Pocos minutos después apareció el coche de Paco en la calle, y no lo seguía ninguno. Parecía preocupado, hasta que cruzó la puerta y vio a Falk. Entonces esbozó una gran sonrisa y saludó con un gesto a la bibliotecaria.
– Así que lo conseguiste -le dijo en un susurro, respetando la santidad del lugar.
– Por los pelos. He tenido suerte. ¿Ahora dónde?
– Al cibercafé más próximo, supongo. Enviamos el mensaje y luego esperamos que pase la borrasca.
Falk preguntó a la bibliotecaria si conocía algún sitio adecuado.
– Es difícil. Blue Hill, tal vez. En Bangor seguro, pero queda lejos. Claro que siempre pueden usar éste.
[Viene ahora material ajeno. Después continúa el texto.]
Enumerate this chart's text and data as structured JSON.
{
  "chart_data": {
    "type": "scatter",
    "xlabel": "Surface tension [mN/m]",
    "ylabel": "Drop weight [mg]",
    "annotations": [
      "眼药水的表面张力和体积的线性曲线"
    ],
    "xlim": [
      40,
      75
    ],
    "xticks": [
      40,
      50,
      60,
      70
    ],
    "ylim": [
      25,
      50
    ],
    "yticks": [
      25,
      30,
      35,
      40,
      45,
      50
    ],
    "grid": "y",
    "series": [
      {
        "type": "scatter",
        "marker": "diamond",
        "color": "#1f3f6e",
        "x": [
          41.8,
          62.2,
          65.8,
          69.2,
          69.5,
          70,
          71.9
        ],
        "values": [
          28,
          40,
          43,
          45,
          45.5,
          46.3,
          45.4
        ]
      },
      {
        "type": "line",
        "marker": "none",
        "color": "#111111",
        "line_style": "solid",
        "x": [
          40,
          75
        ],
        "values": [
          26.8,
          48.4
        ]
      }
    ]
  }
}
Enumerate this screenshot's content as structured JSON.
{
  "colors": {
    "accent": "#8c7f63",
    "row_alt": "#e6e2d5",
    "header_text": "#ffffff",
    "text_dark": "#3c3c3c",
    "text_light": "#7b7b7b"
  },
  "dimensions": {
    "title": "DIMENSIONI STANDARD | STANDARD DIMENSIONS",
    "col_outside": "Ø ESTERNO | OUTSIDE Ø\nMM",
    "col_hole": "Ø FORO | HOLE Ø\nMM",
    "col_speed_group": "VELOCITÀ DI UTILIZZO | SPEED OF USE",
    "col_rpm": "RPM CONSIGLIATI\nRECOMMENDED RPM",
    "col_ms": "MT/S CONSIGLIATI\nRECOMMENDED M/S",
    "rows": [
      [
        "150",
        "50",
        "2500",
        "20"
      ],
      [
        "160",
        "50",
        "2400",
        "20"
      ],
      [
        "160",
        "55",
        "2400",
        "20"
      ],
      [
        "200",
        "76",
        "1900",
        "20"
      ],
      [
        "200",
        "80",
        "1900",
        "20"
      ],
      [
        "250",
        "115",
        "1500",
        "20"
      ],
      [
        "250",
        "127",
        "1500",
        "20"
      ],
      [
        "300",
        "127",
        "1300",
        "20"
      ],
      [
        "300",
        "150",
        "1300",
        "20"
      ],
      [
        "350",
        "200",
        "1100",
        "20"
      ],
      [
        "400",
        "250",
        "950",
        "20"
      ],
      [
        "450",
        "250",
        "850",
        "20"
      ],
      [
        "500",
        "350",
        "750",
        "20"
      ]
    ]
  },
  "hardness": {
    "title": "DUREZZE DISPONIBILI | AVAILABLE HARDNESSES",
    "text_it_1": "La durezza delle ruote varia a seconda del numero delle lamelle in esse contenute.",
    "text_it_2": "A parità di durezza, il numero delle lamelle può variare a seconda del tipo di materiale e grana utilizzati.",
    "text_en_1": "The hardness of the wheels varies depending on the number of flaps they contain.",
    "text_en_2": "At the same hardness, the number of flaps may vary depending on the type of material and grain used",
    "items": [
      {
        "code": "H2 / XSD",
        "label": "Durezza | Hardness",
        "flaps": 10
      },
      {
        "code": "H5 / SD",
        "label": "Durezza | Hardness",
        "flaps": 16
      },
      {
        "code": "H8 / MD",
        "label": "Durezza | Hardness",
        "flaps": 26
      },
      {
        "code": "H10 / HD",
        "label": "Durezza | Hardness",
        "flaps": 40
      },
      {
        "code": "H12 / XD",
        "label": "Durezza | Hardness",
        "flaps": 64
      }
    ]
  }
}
Señaló la cabina. Falk se sintió como un idiota.
– ¿Podemos enviar un e-mail?
– Si tienen cuenta de servidor, sí.
– Manos a la obra.
La bibliotecaria les proporcionó unas hojas de papel de cuaderno, y se afanaron una hora, sentados a la gran mesa de roble, escribiendo con los lapiceros cortos y gruesos que suele haber en las bibliotecas. Falk sabía que en algún sitio bajo la mesa figuraban sus iniciales, marcadas con un lápiz igual hacía un cuarto de siglo. Lamentó no tener tiempo para echar una ojeada, aunque era probable que a aquellas alturas alguien las hubiera lijado. Quizá fuese mejor dar por sentado que seguían allí.
Trabajaron deprisa; formaban un equipo excelente. En cuanto se pusieron de acuerdo sobre los puntos esenciales y la idea general, se trasladaron al teclado del ordenador, y Falk empezó a darle. Primero, una breve exposición de su trabajo como agente doble extraoficial para Endler (Falk tenía la información, así que aplicaba su propio enfoque; al menos, aprendía rápido), y la epístola de ambos continuaba con la versión de Falk de las recientes actividades de Fowler, Bo, Endler y Van Meter en Gitmo. No escatimó ninguna prueba del asesinato de Ludwig y dejó constancia de todas las fechorías. Complementaban todo esto los hallazgos de Paco, que encajaban a la perfección. Exponían, por último, una conclusión conjunta de que los elementos delincuentes de los servicios de información estadounidenses y cubanos parecían decididos a provocar una confrontación empleando mal los hallazgos expuestos.